36 Jésus arriva avec ses disciples à un endroit appelé Gethsémani et il leur dit : « Asseyez-vous ici, pendant que je vais là-bas pour prier. »
[…] 39 Il alla un peu plus loin, se jeta face contre terre et pria en disant : « Mon Père, si c’est possible, éloigne de moi cette coupe de douleur. Toutefois, non pas comme moi je veux, mais comme toi tu veux. »
40 Il revint ensuite […]
42 Il s’éloigna une deuxième fois et pria en disant : « Mon Père, si cette coupe ne peut pas être enlevée sans que je la boive, que ta volonté soit faite ! »
43 Il revint encore auprès de ses disciples […]
44 Jésus les quitta de nouveau, s’éloigna et pria pour la troisième fois en répétant les mêmes paroles.
45 Puis il revint auprès des disciples et leur dit : « […] Maintenant, l’heure est venue et le Fils de l’homme est livré entre les mains des pécheurs. »
Jésus voit la souffrance qui l’attend, la mort, et la colère de Dieu qui se profile à l’horizon comme la foudre prête à tomber sur lui à notre place, à cause de nos lourdeurs, de nos perturbations, de notre péché.
Devant ce trou noir, Jésus ne peut pas prier à la légère « que ta volonté soit faite » ! C’est trop dur ! Alors il exprime à Dieu ses craintes, ses résistances.

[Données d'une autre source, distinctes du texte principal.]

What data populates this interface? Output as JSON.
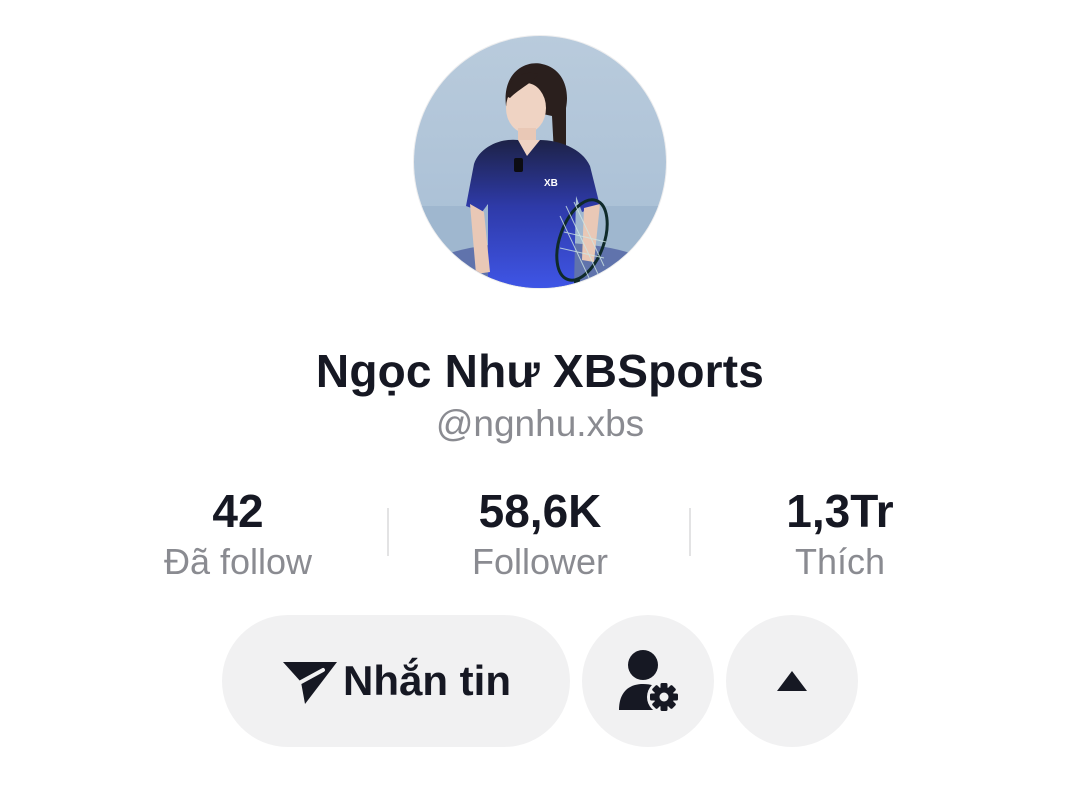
{
  "header": {
    "back_icon": "chevron-left-icon",
    "more_icon": "more-icon"
  },
  "profile": {
    "display_name": "Ngọc Như XBSports",
    "username": "@ngnhu.xbs",
    "avatar_icon": "profile-photo"
  },
  "stats": {
    "following": {
      "value": "42",
      "label": "Đã follow"
    },
    "followers": {
      "value": "58,6K",
      "label": "Follower"
    },
    "likes": {
      "value": "1,3Tr",
      "label": "Thích"
    }
  },
  "actions": {
    "message_label": "Nhắn tin",
    "message_icon": "send-icon",
    "friends_icon": "user-settings-icon",
    "more_icon": "caret-up-icon"
  },
  "colors": {
    "text_primary": "#161823",
    "text_secondary": "#8a8b91",
    "button_bg": "#f1f1f2",
    "divider": "#e3e3e4"
  }
}
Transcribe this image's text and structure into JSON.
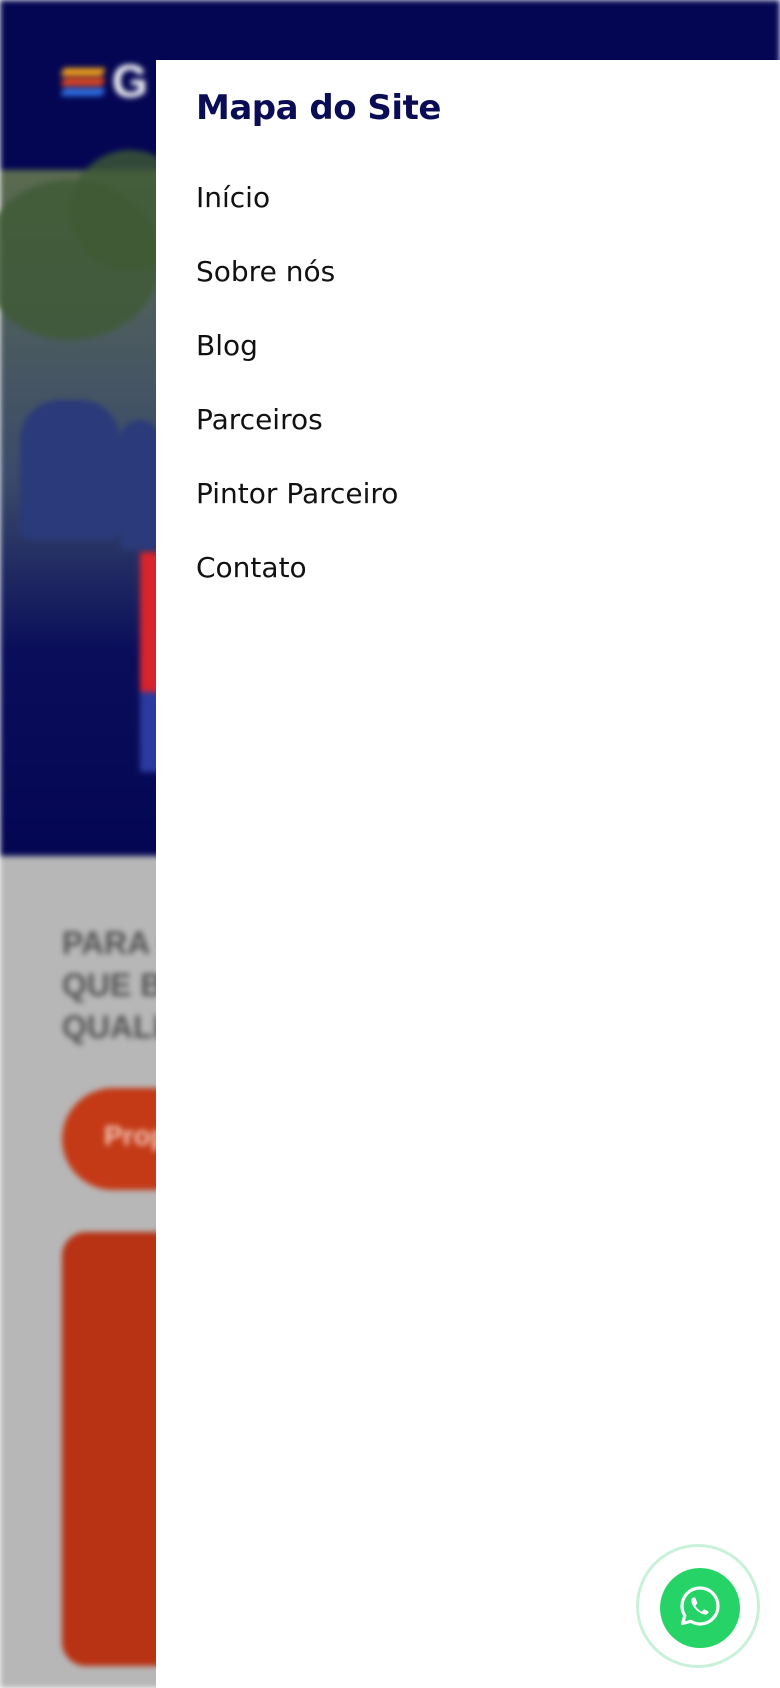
{
  "drawer": {
    "title": "Mapa do Site",
    "items": [
      {
        "label": "Início"
      },
      {
        "label": "Sobre nós"
      },
      {
        "label": "Blog"
      },
      {
        "label": "Parceiros"
      },
      {
        "label": "Pintor Parceiro"
      },
      {
        "label": "Contato"
      }
    ]
  },
  "background": {
    "logo_letter": "G",
    "heading_lines": [
      "PARA O",
      "QUE B",
      "QUALI"
    ],
    "cta_label": "Prop"
  },
  "icons": {
    "whatsapp": "whatsapp-icon",
    "logo": "brand-logo"
  },
  "colors": {
    "header": "#040653",
    "title": "#0a0d55",
    "accent_orange": "#c43a17",
    "whatsapp": "#25d366"
  }
}
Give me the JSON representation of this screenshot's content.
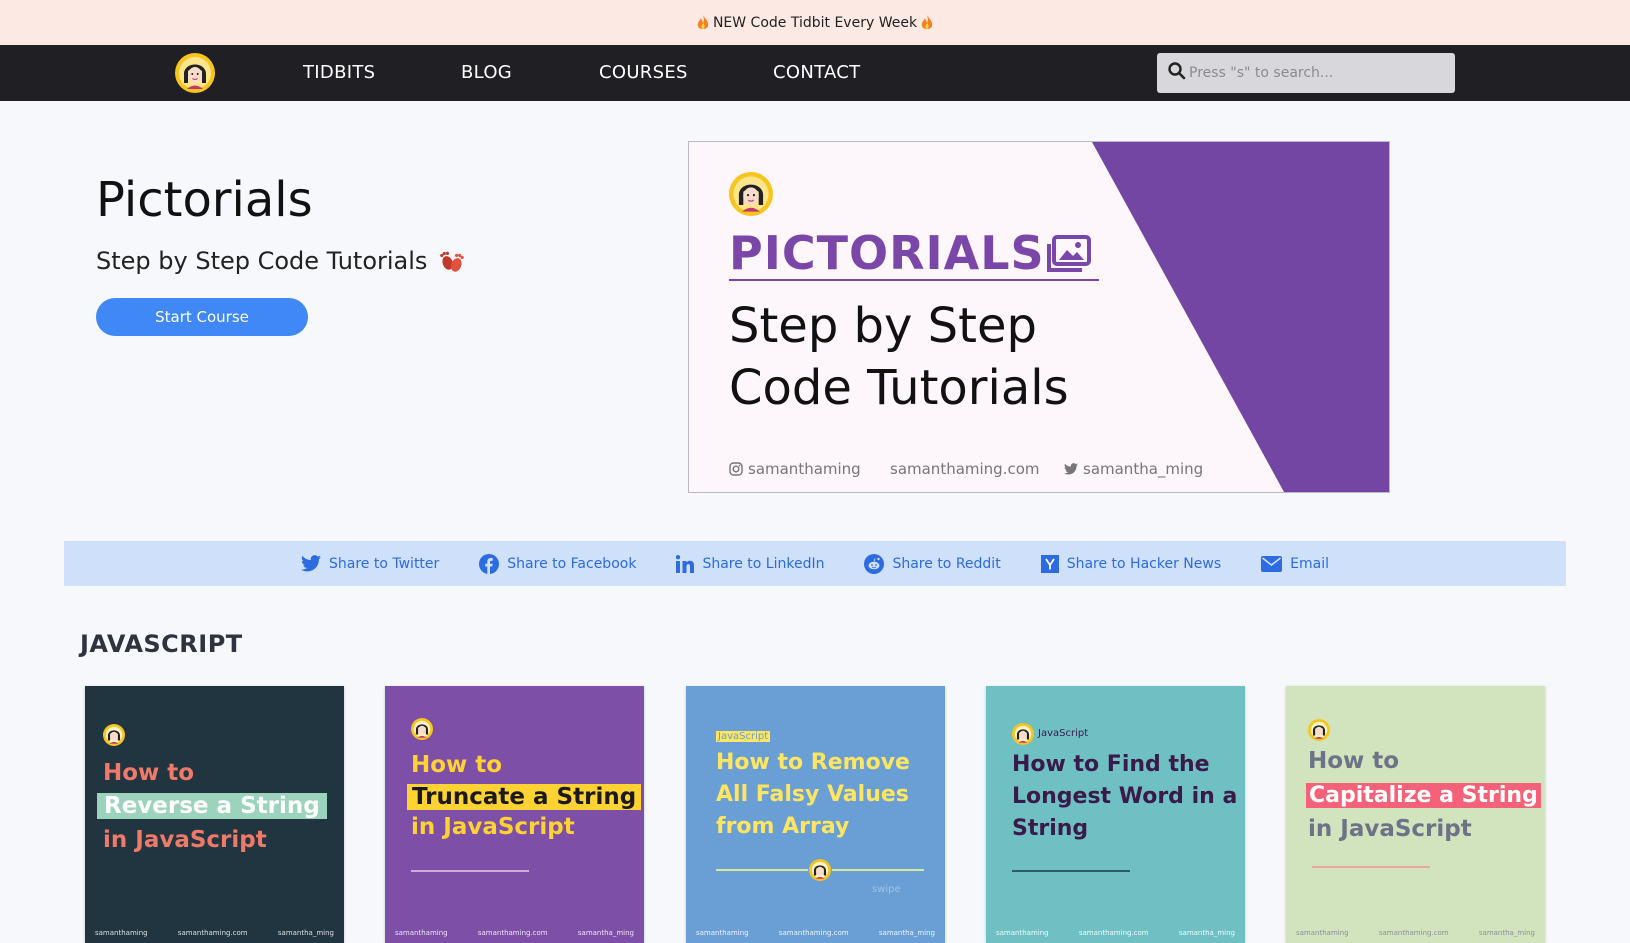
{
  "announcement": {
    "text": "NEW Code Tidbit Every Week"
  },
  "nav": {
    "links": [
      "TIDBITS",
      "BLOG",
      "COURSES",
      "CONTACT"
    ],
    "search_placeholder": "Press \"s\" to search..."
  },
  "hero": {
    "title": "Pictorials",
    "subtitle": "Step by Step Code Tutorials",
    "button": "Start Course",
    "banner": {
      "word": "PICTORIALS",
      "headline_line1": "Step by Step",
      "headline_line2": "Code Tutorials",
      "footer": {
        "instagram": "samanthaming",
        "website": "samanthaming.com",
        "twitter": "samantha_ming"
      },
      "colors": {
        "background": "#fdf6fb",
        "accent": "#7446a4"
      }
    }
  },
  "share": {
    "items": [
      {
        "label": "Share to Twitter",
        "icon": "twitter-icon"
      },
      {
        "label": "Share to Facebook",
        "icon": "facebook-icon"
      },
      {
        "label": "Share to LinkedIn",
        "icon": "linkedin-icon"
      },
      {
        "label": "Share to Reddit",
        "icon": "reddit-icon"
      },
      {
        "label": "Share to Hacker News",
        "icon": "hackernews-icon"
      },
      {
        "label": "Email",
        "icon": "email-icon"
      }
    ],
    "color": "#2c6be0",
    "background": "#cfe0fb"
  },
  "section": {
    "title": "JAVASCRIPT"
  },
  "cards": [
    {
      "lines": [
        "How to",
        "Reverse a String",
        "in JavaScript"
      ],
      "bg": "#213540",
      "text": "#f07a6a",
      "highlight": "#9bd3bd",
      "highlight_text": "#ffffff"
    },
    {
      "lines": [
        "How to",
        "Truncate a String",
        "in JavaScript"
      ],
      "bg": "#7d4fa7",
      "text": "#ffd234",
      "highlight": "#ffd234",
      "highlight_text": "#1a1a1a"
    },
    {
      "tag": "JavaScript",
      "lines": [
        "How to Remove",
        "All Falsy Values",
        "from Array"
      ],
      "swipe": "swipe",
      "bg": "#6a9fd6",
      "text": "#ffe560"
    },
    {
      "tag": "JavaScript",
      "lines": [
        "How to Find the",
        "Longest Word in a",
        "String"
      ],
      "bg": "#6ec0c2",
      "text": "#3a1a4a"
    },
    {
      "lines": [
        "How to",
        "Capitalize a String",
        "in JavaScript"
      ],
      "bg": "#d2e4bd",
      "text": "#6c7288",
      "highlight": "#f4627a",
      "highlight_text": "#ffffff"
    }
  ],
  "card_footer": {
    "instagram": "samanthaming",
    "website": "samanthaming.com",
    "twitter": "samantha_ming"
  }
}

Et peu à peu, il se recentre sur la volonté de Dieu, et on sent qu’il passe de l’angoisse à la détermination. Mais ça prend du temps ! Même pour Jésus ! Même pour lui, qui sait très bien, depuis des années, ce qui l’attend.
S’aligner sur la volonté de Dieu, ça prend du temps, ça demande du dialogue avec Dieu – un dialogue où on peut exprimer nos envies, nos besoins, nos craintes, nos blocages. Un dialogue dans l’intimité avec Dieu où on lui laisse la place de nous montrer, de nous montrer qu’on peut lui faire confiance et qu’on peut le suivre.
Qu’est-ce qui coûte à Jésus ? Jésus n’a-t-il pas le même objectif que Dieu, sauver le monde ? SI, bien sûr !!! Mais ce qui coince, ce sont les moyens… passer par la mort, la nuit, la souffrance, pour arriver à la justice, à la paix, à la vie.
Parfois nous sommes prêts à adopter les objectifs de Dieu, la ligne générale de sa volonté, mais ce sont les moyens qu’il utilise qui nous posent problème. Parce qu’ils nous paraissent contre-intuitifs : Dieu ne fonctionne pas comme nous ! Et même si on est d’accord sur la destination, ce n’est pas si évident de le suivre sur des chemins qu’on ne comprend pas.
Quand je me suis mariée, un gros sujet de la vie commune est arrivé sur le tapis : le ménage et la vaisselle… Et mon mari plein de sagesse de me dire : « écoute, si je fais, je fais comme je veux, sinon c’est toi qui fais ! » Oooh le lâcher-prise 😉
Quand on prie Dieu « que ta volonté soit faite », on prie pour que ses objectifs se réalisent, de la manière qu’il désire !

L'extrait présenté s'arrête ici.